Ainda sob o efeito do Alemanha 7 x 1 Brasil, comecei a pensar em momentos catastróficos da minha vida. Percebi que tive muitas perdas, algumas irreparáveis. Outras, que pareciam irreparáveis, perderam o significado depois de algum tempo. Entre as da última categoria, eu me lembrei da maior humilhação que já sofri.
Entre 87 e 90 eu fiz parte de uma banda de música no Jd. São Paulo. Ainda guardo alguns bons amigos daquela época. No final de cada ano, fazíamos uma festa com um sarau. Pequenos grupos eram formados para tocar uma ou duas peças cada.
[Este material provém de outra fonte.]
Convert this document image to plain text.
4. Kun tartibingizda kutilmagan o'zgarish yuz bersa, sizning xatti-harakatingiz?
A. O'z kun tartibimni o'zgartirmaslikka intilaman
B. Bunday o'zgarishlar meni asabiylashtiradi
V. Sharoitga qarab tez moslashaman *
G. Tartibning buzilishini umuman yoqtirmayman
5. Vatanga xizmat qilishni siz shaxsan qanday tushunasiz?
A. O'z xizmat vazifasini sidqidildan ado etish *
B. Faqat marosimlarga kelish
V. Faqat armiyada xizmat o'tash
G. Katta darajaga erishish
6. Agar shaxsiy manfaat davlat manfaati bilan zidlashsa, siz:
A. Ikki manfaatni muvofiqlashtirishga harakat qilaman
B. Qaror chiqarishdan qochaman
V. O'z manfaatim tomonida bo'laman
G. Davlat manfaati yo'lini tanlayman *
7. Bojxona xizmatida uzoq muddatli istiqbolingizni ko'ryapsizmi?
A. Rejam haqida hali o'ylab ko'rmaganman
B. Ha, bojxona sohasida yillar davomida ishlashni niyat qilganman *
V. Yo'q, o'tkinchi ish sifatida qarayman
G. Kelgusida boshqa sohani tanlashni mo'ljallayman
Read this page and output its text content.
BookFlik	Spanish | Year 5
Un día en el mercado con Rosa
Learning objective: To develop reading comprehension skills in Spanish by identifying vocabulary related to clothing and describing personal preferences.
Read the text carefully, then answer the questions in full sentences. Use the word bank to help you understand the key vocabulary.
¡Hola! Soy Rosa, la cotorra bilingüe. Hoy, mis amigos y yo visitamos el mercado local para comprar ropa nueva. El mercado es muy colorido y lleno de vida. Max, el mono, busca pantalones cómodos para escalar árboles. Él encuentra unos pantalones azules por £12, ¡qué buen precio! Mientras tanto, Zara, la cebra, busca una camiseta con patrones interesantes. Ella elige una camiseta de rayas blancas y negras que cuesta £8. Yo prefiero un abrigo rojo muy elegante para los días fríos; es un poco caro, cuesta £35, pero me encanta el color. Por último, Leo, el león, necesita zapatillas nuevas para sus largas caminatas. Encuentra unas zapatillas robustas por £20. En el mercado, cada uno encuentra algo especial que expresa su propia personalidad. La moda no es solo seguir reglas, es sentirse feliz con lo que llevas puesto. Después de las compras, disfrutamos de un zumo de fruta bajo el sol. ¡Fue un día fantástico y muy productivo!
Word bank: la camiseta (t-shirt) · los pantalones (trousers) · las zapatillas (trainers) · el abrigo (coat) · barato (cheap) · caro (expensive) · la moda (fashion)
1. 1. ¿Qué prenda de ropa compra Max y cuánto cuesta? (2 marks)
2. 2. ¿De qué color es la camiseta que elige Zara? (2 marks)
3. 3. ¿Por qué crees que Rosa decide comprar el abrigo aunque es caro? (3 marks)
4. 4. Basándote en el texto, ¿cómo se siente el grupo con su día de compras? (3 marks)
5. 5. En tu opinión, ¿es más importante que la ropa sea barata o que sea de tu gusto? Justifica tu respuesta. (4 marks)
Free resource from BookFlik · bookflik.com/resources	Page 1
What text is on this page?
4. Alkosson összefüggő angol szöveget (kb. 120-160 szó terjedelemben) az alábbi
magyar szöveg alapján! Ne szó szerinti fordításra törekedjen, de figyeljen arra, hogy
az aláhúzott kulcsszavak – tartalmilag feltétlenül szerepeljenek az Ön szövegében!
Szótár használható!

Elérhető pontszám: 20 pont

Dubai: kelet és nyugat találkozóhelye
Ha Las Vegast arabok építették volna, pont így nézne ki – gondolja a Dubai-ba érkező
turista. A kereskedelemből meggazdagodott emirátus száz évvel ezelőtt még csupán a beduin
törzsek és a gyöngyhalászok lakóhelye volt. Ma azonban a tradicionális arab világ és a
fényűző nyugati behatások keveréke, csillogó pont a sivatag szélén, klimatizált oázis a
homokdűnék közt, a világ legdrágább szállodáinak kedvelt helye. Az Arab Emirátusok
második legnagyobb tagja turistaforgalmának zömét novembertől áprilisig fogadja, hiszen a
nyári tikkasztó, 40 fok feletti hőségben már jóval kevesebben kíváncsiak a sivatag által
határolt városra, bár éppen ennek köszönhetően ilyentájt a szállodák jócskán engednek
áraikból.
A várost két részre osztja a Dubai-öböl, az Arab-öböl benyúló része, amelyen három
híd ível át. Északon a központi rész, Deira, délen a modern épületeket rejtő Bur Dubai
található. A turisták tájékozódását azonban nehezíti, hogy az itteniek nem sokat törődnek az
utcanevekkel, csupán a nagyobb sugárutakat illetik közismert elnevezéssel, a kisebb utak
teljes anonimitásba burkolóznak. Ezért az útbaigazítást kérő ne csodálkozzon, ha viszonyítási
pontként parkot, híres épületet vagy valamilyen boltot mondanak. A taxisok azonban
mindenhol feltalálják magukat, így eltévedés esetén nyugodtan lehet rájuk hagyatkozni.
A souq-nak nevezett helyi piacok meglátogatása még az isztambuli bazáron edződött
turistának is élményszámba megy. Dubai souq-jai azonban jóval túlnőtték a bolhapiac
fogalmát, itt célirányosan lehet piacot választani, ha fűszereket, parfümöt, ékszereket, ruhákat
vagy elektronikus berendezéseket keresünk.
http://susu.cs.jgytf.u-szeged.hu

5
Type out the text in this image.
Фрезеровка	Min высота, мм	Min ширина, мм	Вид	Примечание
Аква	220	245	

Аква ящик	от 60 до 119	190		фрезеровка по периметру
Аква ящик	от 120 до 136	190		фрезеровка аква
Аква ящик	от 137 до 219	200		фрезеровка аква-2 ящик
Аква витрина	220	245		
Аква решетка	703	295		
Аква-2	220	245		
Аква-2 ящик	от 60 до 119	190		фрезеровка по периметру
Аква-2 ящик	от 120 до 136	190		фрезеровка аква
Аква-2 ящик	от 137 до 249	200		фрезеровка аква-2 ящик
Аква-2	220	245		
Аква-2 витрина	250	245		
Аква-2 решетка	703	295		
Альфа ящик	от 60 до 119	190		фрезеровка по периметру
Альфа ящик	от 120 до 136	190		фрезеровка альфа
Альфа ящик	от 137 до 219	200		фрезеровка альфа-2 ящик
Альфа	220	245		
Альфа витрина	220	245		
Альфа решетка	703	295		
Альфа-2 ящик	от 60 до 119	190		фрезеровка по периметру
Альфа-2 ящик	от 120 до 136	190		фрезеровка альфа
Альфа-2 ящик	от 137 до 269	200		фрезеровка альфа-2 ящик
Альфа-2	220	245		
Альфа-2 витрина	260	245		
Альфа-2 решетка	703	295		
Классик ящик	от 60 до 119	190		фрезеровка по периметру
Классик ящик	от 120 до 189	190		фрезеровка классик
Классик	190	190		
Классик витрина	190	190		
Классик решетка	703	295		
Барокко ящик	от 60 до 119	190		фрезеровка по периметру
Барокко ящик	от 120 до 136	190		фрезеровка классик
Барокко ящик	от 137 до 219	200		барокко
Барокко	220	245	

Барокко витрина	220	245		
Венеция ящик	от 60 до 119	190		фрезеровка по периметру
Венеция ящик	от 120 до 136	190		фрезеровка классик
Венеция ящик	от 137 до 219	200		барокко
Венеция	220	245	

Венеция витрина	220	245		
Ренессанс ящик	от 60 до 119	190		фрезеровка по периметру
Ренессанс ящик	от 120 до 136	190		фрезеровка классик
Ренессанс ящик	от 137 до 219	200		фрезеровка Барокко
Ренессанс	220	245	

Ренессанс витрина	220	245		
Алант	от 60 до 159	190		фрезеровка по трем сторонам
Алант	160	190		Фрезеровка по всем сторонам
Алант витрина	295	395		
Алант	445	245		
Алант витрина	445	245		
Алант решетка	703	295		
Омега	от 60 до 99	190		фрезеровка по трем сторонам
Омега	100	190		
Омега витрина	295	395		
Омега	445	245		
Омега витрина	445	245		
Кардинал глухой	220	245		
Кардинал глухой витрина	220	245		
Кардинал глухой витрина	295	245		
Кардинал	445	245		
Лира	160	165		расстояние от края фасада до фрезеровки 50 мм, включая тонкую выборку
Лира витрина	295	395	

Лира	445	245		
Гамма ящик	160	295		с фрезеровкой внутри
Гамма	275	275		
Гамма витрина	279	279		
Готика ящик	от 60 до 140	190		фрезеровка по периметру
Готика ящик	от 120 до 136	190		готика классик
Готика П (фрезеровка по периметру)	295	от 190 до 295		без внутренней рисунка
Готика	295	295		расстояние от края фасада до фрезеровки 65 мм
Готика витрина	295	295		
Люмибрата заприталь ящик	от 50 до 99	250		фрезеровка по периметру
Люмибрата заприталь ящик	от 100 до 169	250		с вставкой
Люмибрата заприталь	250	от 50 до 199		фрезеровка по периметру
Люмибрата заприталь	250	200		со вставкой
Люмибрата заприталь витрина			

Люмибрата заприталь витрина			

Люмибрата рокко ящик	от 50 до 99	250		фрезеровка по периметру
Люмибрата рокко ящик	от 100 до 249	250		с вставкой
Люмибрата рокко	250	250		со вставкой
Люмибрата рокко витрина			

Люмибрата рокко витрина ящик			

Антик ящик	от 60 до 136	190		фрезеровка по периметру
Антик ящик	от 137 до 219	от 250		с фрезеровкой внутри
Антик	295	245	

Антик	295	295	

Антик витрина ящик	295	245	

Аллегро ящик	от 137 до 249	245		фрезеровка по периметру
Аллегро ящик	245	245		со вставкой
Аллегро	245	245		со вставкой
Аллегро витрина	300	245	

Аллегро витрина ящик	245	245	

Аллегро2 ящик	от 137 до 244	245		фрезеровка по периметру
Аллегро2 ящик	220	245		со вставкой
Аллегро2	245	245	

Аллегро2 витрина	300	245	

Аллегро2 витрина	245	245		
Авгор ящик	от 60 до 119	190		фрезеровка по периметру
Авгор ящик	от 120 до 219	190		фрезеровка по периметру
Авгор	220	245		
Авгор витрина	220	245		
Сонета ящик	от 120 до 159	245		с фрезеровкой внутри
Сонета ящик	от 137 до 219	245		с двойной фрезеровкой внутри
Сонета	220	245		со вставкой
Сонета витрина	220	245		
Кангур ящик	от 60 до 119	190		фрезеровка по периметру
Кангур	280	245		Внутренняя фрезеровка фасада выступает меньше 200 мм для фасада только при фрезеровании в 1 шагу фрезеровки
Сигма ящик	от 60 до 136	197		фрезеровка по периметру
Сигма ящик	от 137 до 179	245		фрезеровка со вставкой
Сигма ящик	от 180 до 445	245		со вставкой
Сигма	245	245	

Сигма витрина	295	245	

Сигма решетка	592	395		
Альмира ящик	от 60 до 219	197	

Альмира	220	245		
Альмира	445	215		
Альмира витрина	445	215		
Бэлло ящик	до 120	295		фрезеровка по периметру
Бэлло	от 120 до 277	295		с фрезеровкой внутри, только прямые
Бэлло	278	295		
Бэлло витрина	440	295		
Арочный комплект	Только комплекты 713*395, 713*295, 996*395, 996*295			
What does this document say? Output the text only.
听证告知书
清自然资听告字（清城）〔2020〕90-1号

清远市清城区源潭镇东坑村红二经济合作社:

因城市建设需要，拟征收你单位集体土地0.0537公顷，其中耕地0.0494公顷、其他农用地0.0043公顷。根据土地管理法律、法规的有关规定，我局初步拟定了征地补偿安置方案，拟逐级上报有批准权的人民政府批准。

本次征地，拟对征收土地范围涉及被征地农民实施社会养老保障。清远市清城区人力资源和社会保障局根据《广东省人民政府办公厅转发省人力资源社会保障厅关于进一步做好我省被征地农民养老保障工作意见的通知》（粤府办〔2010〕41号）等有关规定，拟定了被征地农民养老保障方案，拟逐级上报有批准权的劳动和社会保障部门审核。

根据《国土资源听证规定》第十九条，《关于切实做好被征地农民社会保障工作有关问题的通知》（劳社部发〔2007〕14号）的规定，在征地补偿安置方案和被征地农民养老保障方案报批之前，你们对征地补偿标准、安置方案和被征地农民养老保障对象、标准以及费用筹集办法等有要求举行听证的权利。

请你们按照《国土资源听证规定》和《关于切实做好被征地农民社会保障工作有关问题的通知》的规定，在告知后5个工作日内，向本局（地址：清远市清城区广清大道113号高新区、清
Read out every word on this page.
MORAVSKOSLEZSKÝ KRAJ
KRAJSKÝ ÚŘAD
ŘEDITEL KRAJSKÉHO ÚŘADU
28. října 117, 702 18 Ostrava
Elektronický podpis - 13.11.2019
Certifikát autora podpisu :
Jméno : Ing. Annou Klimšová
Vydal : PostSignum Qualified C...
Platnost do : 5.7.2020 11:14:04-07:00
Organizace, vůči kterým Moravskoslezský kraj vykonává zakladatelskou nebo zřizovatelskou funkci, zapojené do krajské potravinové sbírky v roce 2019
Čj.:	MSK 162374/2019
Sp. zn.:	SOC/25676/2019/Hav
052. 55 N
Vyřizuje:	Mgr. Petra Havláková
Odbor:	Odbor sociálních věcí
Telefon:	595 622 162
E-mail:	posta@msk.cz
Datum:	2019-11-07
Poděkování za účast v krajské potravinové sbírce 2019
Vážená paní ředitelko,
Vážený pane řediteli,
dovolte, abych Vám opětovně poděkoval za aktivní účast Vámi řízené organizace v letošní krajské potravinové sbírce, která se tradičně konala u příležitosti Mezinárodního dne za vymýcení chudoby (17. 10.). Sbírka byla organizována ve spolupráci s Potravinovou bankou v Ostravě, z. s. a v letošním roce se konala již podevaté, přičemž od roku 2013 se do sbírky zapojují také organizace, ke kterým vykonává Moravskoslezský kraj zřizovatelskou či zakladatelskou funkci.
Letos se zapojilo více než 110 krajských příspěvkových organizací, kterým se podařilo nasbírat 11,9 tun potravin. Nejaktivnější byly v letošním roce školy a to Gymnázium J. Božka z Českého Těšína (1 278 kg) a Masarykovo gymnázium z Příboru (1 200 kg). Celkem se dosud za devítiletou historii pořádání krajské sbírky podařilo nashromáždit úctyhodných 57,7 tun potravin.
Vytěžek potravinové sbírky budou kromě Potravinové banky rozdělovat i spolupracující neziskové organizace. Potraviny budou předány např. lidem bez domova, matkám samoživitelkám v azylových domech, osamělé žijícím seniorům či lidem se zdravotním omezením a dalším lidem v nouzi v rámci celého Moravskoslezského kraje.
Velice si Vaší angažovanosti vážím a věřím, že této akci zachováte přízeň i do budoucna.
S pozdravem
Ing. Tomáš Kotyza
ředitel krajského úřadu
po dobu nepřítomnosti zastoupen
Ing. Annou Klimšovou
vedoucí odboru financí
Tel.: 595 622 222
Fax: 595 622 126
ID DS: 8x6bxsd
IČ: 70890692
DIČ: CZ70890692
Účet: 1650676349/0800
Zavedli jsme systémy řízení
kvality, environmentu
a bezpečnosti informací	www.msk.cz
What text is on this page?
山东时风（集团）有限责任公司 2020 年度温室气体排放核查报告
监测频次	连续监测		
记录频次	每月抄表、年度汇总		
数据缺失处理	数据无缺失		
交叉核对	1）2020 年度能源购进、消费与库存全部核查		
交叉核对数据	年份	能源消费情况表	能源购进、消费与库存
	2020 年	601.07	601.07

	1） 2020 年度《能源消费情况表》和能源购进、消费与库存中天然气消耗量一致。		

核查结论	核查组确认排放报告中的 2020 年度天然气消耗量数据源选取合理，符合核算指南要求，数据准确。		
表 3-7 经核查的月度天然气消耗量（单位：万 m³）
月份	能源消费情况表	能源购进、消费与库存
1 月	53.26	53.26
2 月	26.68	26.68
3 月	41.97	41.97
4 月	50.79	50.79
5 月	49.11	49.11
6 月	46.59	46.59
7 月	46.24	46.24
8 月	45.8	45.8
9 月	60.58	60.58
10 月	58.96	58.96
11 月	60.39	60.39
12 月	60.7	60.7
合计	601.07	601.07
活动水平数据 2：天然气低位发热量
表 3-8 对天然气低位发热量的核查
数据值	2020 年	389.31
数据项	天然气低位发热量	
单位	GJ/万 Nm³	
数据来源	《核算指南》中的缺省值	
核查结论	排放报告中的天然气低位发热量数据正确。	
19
Naquele ano, acho que em 89, todos os trompistas resolveram apresentar um número. Um pout-pourri de músicas eruditas com destaque para temas escritos para trompas. Éramos cinco: O Davi, que fez o arranjo, o Marcelo, o Flávio, o Almir e eu. O arranjo não era muito complexo. Alguns temas se sucediam, tocados a três vozes. Não havia solos nem maiores complexidades. Mas em sua simplicidade os temas festivos e solenes de diversas épocas soavam muito bem. A peça se iniciava e encerrava com uma fanfarra da sinfonia Nº 31 de Haydn, não por acaso, conhecida como "hornsignal" (o chamado das trompas). Entre os dois extremos, temas de Beethoven, Mahler e Mozart cuidadosamente interligados e mesclados. Ensaiamos nossas partes separadamente e, se me lembro bem, fizemos dois ensaios em conjunto. O primeiro, na minha casa. Percebemos que tínhamos um pequeno problema para sincronizar a entrada da fanfarra final. Tentamos algumas alternativas que envolviam uma pulsação marcada pelo Davi, com o próprio instrumento. Funcionava bem, mas por alguma razão que pareceu boa na hora, achamos melhor que cada um contasse mentalmente. Depois de tentarmos umas quinze vezes, finalmente parecia que tínhamos encontrado o tempo certo e encerramos o ensaio.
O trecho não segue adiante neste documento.